Aussi, il faut se demander ce qu'il en sera, en termes notamment de dégradation de la nature et d'augmentation des inégalités économiques, alors que la population mondiale est en voie de croître de sept à plus de neuf milliards d'habitants.

Cette vision unidimensionnelle des choses a le grand défaut de reléguer au second rang les exigences d'un développement équilibré et continu entre l'économique, d'une part, et le développement social, culturel et politique, d'autre part. Force est de constater qu'elle a conduit le monde à des déséquilibres majeurs qui ne cessent de s'amplifier. La surexploitation du potentiel de la planète, le réchauffement de l'atmosphère dont nous sommes la cause première et l'accroissement des inégalités économiques en sont les manifestations les plus évidentes.

Au niveau des individus, la dynamique actuelle de croissance donne lieu à des conséquences hautement négatives et indésirables. Elle exerce une pression soutenue vers la consommation, la surconsommation et un endettement excessif. Elle soumet en outre les gens, quel que soit leur âge, à des pressions physiques et mentales de plus en plus difficiles à supporter.

Ce marathon provoqué par l'obsession de la croissance pourrait, à court terme, paraître justifié si l'ensemble de la population en bénéficiait économiquement et en qualité de vie. Mais ce n'est malheureusement pas le cas. L'accroissement de la richesse est largement capté, partout dans le monde, par une infime partie de la population. Le Canada ne fait pas exception. Au cours des 30 dernières années, les inégalités salariales y ont pratiquement doublé.

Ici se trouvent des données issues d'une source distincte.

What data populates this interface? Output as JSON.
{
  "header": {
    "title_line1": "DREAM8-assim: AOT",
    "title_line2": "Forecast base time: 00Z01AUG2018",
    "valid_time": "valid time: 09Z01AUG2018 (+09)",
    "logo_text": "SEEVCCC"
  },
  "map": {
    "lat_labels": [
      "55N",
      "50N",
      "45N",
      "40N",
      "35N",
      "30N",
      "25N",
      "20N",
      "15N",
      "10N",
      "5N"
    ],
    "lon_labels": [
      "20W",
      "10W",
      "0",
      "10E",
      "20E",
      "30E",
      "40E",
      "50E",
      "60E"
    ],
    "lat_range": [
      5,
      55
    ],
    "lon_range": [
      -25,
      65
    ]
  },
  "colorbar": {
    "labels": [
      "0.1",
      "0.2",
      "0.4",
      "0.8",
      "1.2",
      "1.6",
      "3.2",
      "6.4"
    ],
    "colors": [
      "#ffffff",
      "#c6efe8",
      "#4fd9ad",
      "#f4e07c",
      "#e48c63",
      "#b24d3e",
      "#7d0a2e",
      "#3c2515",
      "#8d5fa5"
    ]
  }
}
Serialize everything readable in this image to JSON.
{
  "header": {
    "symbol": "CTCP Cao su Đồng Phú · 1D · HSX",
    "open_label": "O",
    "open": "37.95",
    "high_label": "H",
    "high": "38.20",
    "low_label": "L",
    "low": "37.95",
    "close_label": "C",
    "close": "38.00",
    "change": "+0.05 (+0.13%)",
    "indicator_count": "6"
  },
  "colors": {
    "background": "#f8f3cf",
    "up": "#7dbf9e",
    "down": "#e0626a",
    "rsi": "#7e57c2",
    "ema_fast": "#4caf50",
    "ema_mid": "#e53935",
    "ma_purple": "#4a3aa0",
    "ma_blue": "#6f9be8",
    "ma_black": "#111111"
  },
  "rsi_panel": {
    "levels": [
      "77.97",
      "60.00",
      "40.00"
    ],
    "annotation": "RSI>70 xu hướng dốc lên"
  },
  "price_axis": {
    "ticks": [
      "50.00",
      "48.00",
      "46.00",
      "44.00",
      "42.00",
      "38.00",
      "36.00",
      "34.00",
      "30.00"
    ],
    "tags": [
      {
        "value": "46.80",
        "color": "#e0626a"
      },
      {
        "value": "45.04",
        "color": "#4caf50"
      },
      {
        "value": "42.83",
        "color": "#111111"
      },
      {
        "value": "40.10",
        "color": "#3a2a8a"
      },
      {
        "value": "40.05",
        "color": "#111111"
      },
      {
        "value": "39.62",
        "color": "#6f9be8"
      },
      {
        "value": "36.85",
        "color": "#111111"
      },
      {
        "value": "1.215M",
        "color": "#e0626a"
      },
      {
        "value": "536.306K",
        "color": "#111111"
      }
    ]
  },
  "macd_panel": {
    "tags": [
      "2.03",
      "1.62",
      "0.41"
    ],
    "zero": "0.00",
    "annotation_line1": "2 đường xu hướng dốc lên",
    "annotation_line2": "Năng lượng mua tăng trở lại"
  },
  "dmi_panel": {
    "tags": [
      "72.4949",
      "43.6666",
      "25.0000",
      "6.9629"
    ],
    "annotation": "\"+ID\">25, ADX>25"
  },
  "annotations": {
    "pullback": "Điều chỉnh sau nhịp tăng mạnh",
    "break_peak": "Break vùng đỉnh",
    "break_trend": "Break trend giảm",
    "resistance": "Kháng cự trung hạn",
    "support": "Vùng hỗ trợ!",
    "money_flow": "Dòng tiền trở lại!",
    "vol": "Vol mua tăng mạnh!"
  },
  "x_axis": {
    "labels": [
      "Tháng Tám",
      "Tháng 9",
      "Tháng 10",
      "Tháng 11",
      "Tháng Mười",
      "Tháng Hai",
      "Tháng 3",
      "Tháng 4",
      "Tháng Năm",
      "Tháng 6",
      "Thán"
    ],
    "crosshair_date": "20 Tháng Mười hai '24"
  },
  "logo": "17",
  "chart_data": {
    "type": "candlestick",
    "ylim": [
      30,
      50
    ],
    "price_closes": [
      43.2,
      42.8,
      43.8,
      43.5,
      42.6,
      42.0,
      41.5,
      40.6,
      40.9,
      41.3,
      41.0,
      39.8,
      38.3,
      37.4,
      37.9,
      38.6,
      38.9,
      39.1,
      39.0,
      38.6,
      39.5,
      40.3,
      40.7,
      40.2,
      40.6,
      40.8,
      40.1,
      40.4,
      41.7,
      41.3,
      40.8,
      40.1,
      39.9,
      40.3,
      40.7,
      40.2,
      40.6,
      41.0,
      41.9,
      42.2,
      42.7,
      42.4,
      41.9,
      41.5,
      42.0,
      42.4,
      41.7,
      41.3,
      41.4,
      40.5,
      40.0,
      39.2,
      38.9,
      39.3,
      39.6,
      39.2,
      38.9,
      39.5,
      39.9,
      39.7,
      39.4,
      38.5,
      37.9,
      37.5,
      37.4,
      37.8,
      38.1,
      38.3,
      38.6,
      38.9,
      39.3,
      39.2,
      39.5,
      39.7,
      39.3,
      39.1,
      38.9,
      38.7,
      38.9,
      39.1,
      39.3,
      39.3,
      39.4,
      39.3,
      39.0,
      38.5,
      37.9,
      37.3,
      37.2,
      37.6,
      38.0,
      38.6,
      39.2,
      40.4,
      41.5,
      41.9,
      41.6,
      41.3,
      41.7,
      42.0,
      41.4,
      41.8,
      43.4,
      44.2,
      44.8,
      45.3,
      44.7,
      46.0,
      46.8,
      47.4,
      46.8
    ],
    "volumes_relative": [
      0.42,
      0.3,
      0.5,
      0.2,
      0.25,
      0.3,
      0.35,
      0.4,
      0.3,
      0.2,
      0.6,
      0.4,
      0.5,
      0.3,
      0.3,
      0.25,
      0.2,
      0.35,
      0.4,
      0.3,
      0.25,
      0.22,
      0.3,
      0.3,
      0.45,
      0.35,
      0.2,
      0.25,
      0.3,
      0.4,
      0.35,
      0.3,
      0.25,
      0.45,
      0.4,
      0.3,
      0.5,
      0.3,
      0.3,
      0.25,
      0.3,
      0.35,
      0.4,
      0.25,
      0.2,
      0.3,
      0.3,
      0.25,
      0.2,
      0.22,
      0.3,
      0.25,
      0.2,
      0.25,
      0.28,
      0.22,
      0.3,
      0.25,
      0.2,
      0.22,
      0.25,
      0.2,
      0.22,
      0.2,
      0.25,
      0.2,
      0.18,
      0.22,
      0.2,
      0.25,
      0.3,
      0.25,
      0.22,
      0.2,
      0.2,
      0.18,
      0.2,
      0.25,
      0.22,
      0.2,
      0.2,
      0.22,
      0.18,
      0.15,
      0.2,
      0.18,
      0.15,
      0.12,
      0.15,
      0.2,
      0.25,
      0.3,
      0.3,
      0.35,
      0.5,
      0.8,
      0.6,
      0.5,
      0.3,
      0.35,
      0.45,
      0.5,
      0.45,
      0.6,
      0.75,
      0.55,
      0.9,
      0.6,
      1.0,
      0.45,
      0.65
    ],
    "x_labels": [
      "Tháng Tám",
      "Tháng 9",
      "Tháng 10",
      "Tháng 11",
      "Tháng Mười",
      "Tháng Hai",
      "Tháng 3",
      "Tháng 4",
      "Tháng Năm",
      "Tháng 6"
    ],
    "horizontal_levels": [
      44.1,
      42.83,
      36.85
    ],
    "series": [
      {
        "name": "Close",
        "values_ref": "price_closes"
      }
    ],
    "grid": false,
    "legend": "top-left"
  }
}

L'image du 1 % qui s'enrichit pendant que les autres 99 % stagnent et voient leurs emplois devenir de plus en plus instables et exigeants illustre bien cette réalité. L'accroissement des écarts entre les pays et entre les individus conduit à des tensions qui, comme nous pouvons le constater un peu partout dans le monde, sont de moins en moins tolérables.

Pendant que la tranche supérieure continue de s'enrichir, nos gouvernements coupent les emplois et les services en éducation, en santé et services sociaux et dans la formation et le recyclage des personnes.

La croissance économique ne peut plus être la priorité prédominante. Il faut cesser de couper dans les services essentiels. Un meilleur équilibre entre l'économique et le social, le culturel et le politique doit être établi en fonction des besoins de base des citoyens. Aucun pays ni personne ne peut échapper à cette exigence fondamentale.

Toutefois, bien que l'économie de marché soit à bien des égards un système imparfait, elle est de loin le moins mauvais des systèmes. Une réforme afin d'en éliminer les excès est essentielle. Il faut revenir à une économie de marché qui bénéficie à l'ensemble de la population et dans laquelle la responsabilité individuelle et la solidarité ne sont pas de vains mots.

Comment poursuivre un tel objectif ? Cette question se situe au point de rencontre et de profonde divergence entre deux idéologies, le capitalisme et le socialisme. Une question qui comprend, dans notre monde sans frontières, une nouvelle dimension, celle de la concurrence à armes inégales provenant de l'économie dirigée et sans politiques sociales de la Chine et celles des pays émergents. Une concurrence qui, par les pressions qu'elle exerce, accentue les déséquilibres dans les pays occidentaux entre l'économique et le développement humain.

Depuis la crise de 2008, on doit à l'économiste et penseur français Thomas Piketty l'intervention la plus discutée sur la question des inégalités sociales. Selon Piketty, ces inégalités, qui vont en s'accentuant, sont source de tensions et d'actes terroristes inacceptables. Pour corriger la situation, il propose un impôt mondial.

L'idée est intéressante au plan théorique, mais tout à fait irréaliste. Nous sommes loin du jour où les pays vont accepter à l'échelle mondiale de limiter leur souveraineté. À ma connaissance, peu d'autres idées percutantes ont été formulées à ce jour.

Il peut paraître inapproprié d'aborder cette question alors que les perspectives économiques et de création d'emplois ne sont guère positives. Elle ne peut toutefois être toujours reportée, compte tenu de son importance. Voilà un défi qui devrait retenir davantage l'attention, particulièrement chez les économistes.